Surveillance / Privacy / Resistance response
‘I made Steve Bannon’s psychological warfare tool’: meet the data war whistleblower
This article is about Christopher Wylie. He brought big data and social media to information operations and used it on the US electorate. This idea made Cambridge Analytica and helped Donald Trump’s election campaign. It also explains how Cambridge Analytica acquired data from SCL and Facebook and eventually made this political message-targeting tool. I wonder if the same thing like the 2016 election online media manipulation will ever happen again?
Twelve Million Phones, One Dataset, Zero Privacy
Absolutely love this headline/title. This is a project about privacy- they track millions of people’s smartphone and their data files (Love how they called this kind of act Tiny Brothers). All these data visualized maps indicate that we have zero privacy with our phone tracking us 24/7. Among all kinds of data, location data is the most powerful one.
I wonder if it’s even possible to go completely off the grid? Even if we do, we can still be tracked by the people around us who still use their phones right?

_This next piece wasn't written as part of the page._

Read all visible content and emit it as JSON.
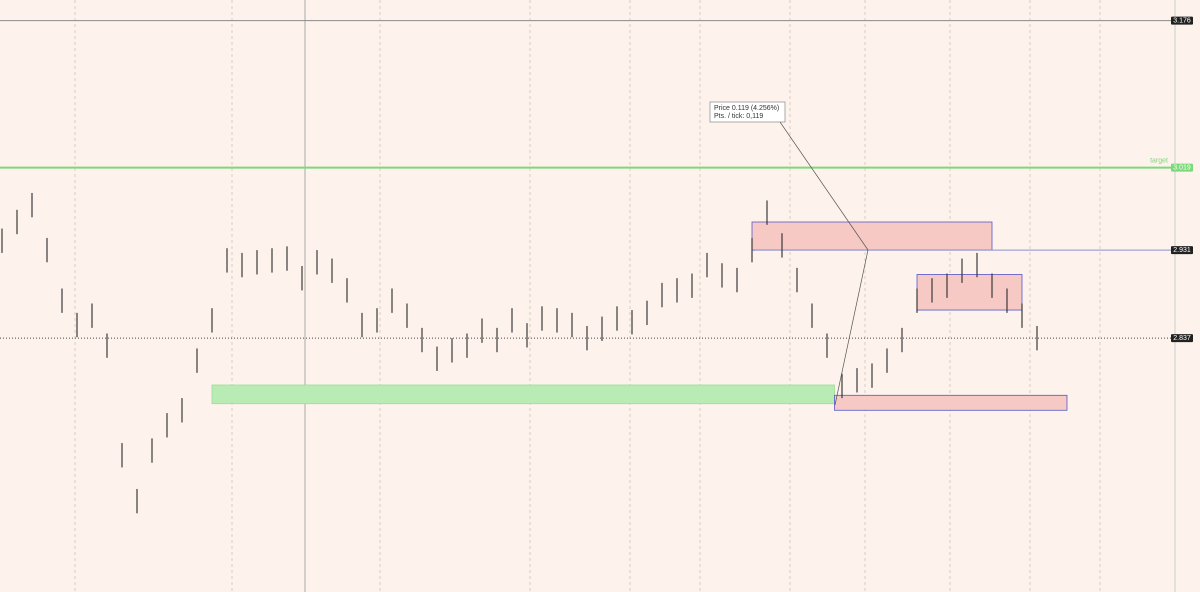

Colleges are turning students’ phones into surveillance machines, tracking the locations of hundreds of thousands
More and more schools have started to use surveillance technology to monitor students’ academic performance, analyze their conduct or assess their mental health, like the app SpotterEDU and Degree Analytics. “These administrators have made a justification for surveilling a student population because it serves their interests, in terms of the scholarships that come out of their budget, the reputation of their programs, the statistics for the school.”

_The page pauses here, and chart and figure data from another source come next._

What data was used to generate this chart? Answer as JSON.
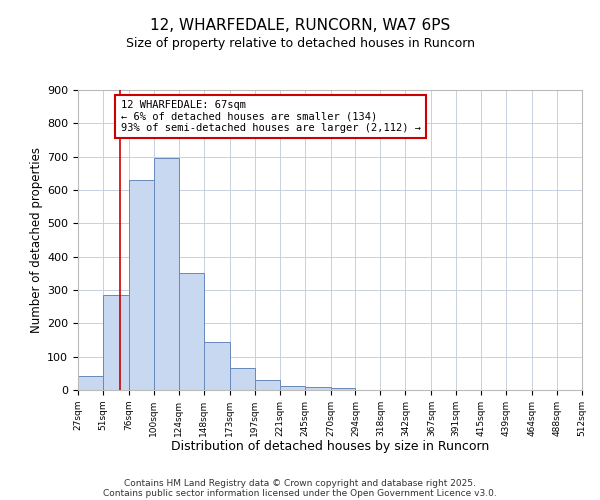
{
  "title": "12, WHARFEDALE, RUNCORN, WA7 6PS",
  "subtitle": "Size of property relative to detached houses in Runcorn",
  "xlabel": "Distribution of detached houses by size in Runcorn",
  "ylabel": "Number of detached properties",
  "bar_color": "#c8d8f0",
  "bar_edge_color": "#6688bb",
  "background_color": "#ffffff",
  "grid_color": "#c8d0e0",
  "annotation_box_color": "#cc0000",
  "annotation_line1": "12 WHARFEDALE: 67sqm",
  "annotation_line2": "← 6% of detached houses are smaller (134)",
  "annotation_line3": "93% of semi-detached houses are larger (2,112) →",
  "vline_x": 67,
  "vline_color": "#cc0000",
  "bin_edges": [
    27,
    51,
    76,
    100,
    124,
    148,
    173,
    197,
    221,
    245,
    270,
    294,
    318,
    342,
    367,
    391,
    415,
    439,
    464,
    488,
    512
  ],
  "bin_counts": [
    42,
    285,
    630,
    695,
    350,
    145,
    65,
    30,
    12,
    10,
    5,
    0,
    0,
    0,
    1,
    0,
    0,
    0,
    0,
    0
  ],
  "xlim_left": 27,
  "xlim_right": 512,
  "ylim_top": 900,
  "ylim_bottom": 0,
  "yticks": [
    0,
    100,
    200,
    300,
    400,
    500,
    600,
    700,
    800,
    900
  ],
  "footer1": "Contains HM Land Registry data © Crown copyright and database right 2025.",
  "footer2": "Contains public sector information licensed under the Open Government Licence v3.0."
}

Does collecting all the data really benefits the students’ performance at school? (does it make the learning process more enjoyable or not?) To be honest I think college is the time where we shouldn’t need anymore tight supervision. Too much of surveillance technology on campus ruined the opportunities for us to take control of our lives.
A Clear Case for Resisting Student Trackin
This article is backing up the previous Washington Post news. She thinks that though the data from SpotterEDU would be helpful- but aren’t worth the social cost. Not only did it take away the opportunity for students to be independent, but the data also creates a more unequal environment for disadvantaged groups. I know we don’t have such technology here at UIUC yet, but is this going to be a trend in the US?
The Age of Surveillance Capitalism
“The information we provided is the least important part of the information they collected about us.” Professor Zuboff pointed out the companies that collect data are using them to analyze human behaviors. Based on these behavior surplus, companies can predict our personality, emotion, or even sexual orientation. All these companies that sell users’ data to third-party companies take no responsibilities of what the third-party companies will do with our data. Like Pokemon GO and Google Earth saturate us in their enjoyable services, so that we wouldn’t even notice how much data they took from us. At the end of the day, we are controlled by the technology instead of the other way around. Do we ever have the chance to regain control of our data?
Mapping Interventions
Helen Nissenbaum created TrackmeNot which send fake queries to the search engines and browsers. She also introduced Cryptogram, a program you can encrypt your images so that Facebook wouldn’t see your images. She mentioned the word obfuscation- the obscuring of the intended meaning of communication by making the message difficult to understand, usually with confusing and ambiguous language. This strategy has been used in military services, orb weaving spider, Heather Dewey’s project, and Ben’s project!! Her team created AdNauseam because they worried about target online advertising, which highlight the surveillance and creation of profiles. I personally find Advault very intriguing. I’ve been using many ad blocking softwares and I always questions their capabilities- do they actually work?